Here's how it works:

• Identify the type of integral you're dealing with. Common scenarios involve expressions like \( \sqrt{a^2 - x^2} \), \( \sqrt{a^2 + x^2} \), or \( \sqrt{x^2 - a^2} \).
• Choose an appropriate trigonometric substitution. For example:
  • For \( \sqrt{a^2 - x^2} \), use \( x = a \sin(\theta) \).
  • For \( \sqrt{a^2 + x^2} \), use \( x = a \tan(\theta) \).
  • For \( \sqrt{x^2 - a^2} \), use \( x = a \sec(\theta) \).
• Replace \( x \) and \( dx \) in the integral with the corresponding expressions involving the trigonometric function.
• Solve the resulting trigonometric integral.
• Convert back to the original variable once the integration is performed.
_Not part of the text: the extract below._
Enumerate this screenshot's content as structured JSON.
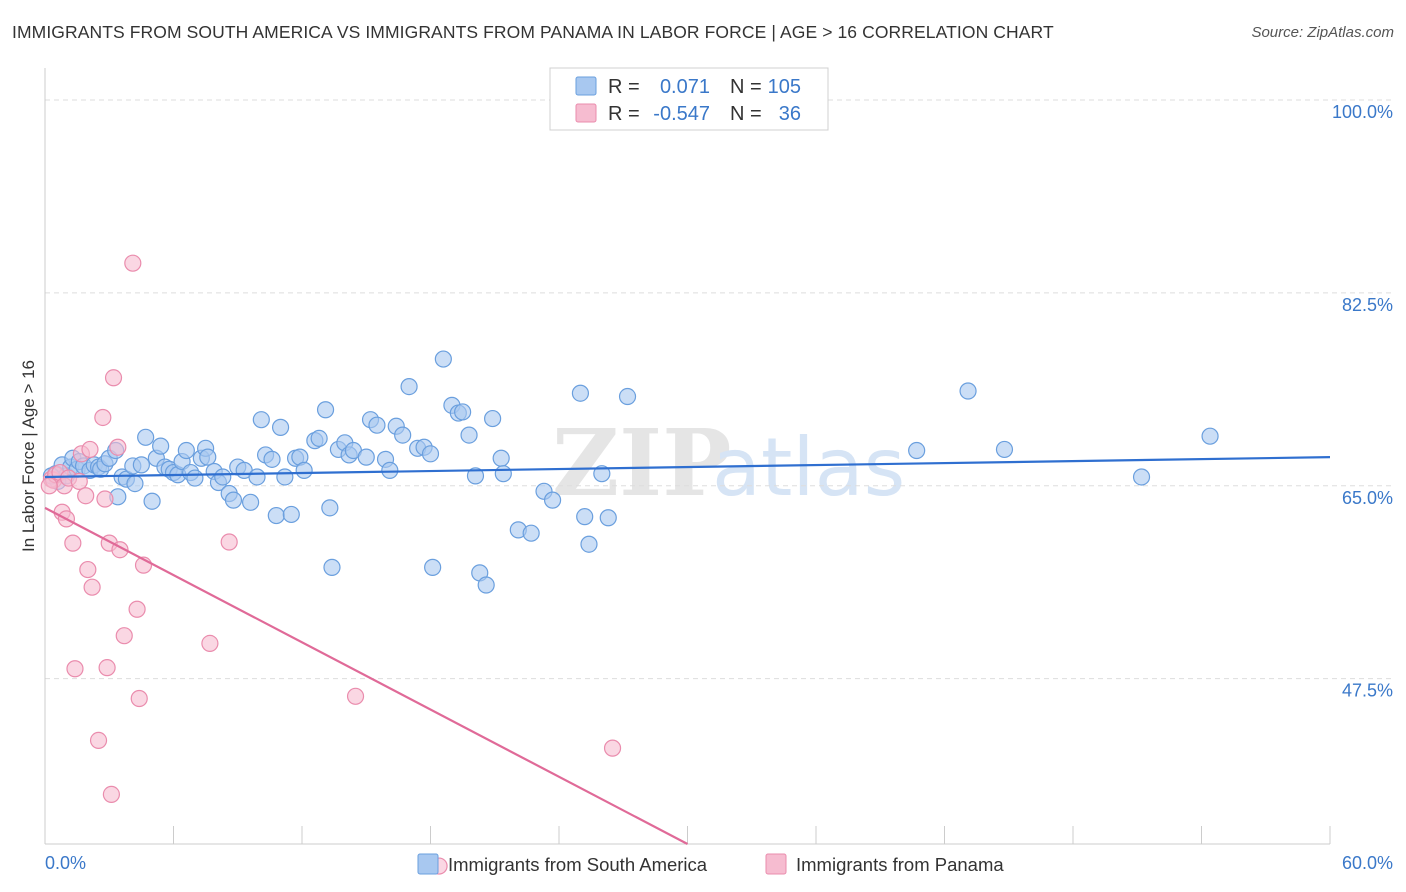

In the context of our exercise, although the substitution \( u = x^3 \) was not exactly a standard trigonometric substitution, trigonometric identities played a crucial role in simplifying and evaluating the integral by transforming it into a simpler polynomial form. This illustrates the flexibility of substitution methods and their necessity when dealing with intricate integrals.

Integration Techniques

Various integration techniques exist to tackle different types of integral expressions. Some of these are specific to certain kinds of functions, and learning how to apply them effectively is key to mastering calculus.
Some of the most useful techniques include:

• **Substitution**: As demonstrated in our exercise, this is particularly helpful when the integral involves a composite function. By letting \( u = g(x) \), one can transform the integral of \( f(g(x))g'(x) \) into the much simpler \( \int f(u) \, du \).
• **Integration by Parts**: Useful for products of functions, employing the formula \( \int u \, dv = uv - \int v \, du \).
• **Partial Fraction Decomposition**: Ideal for rational functions, breaking a complex fraction into simpler fractions that are easier to integrate.
• **Trigonometric Identities**: Simplifying integrals using identities such as \( \sin^2(x) + \cos^2(x) = 1 \) can substantially reduce the complexity.

In the original exercise, identifying the most suitable technique depended heavily on analyzing the structure of the integral. The use of substitution simplified the integral's initial complexity, facilitating its evaluation. These techniques are fundamental for not only simplifying but also ensuring the precise solution of integral problems.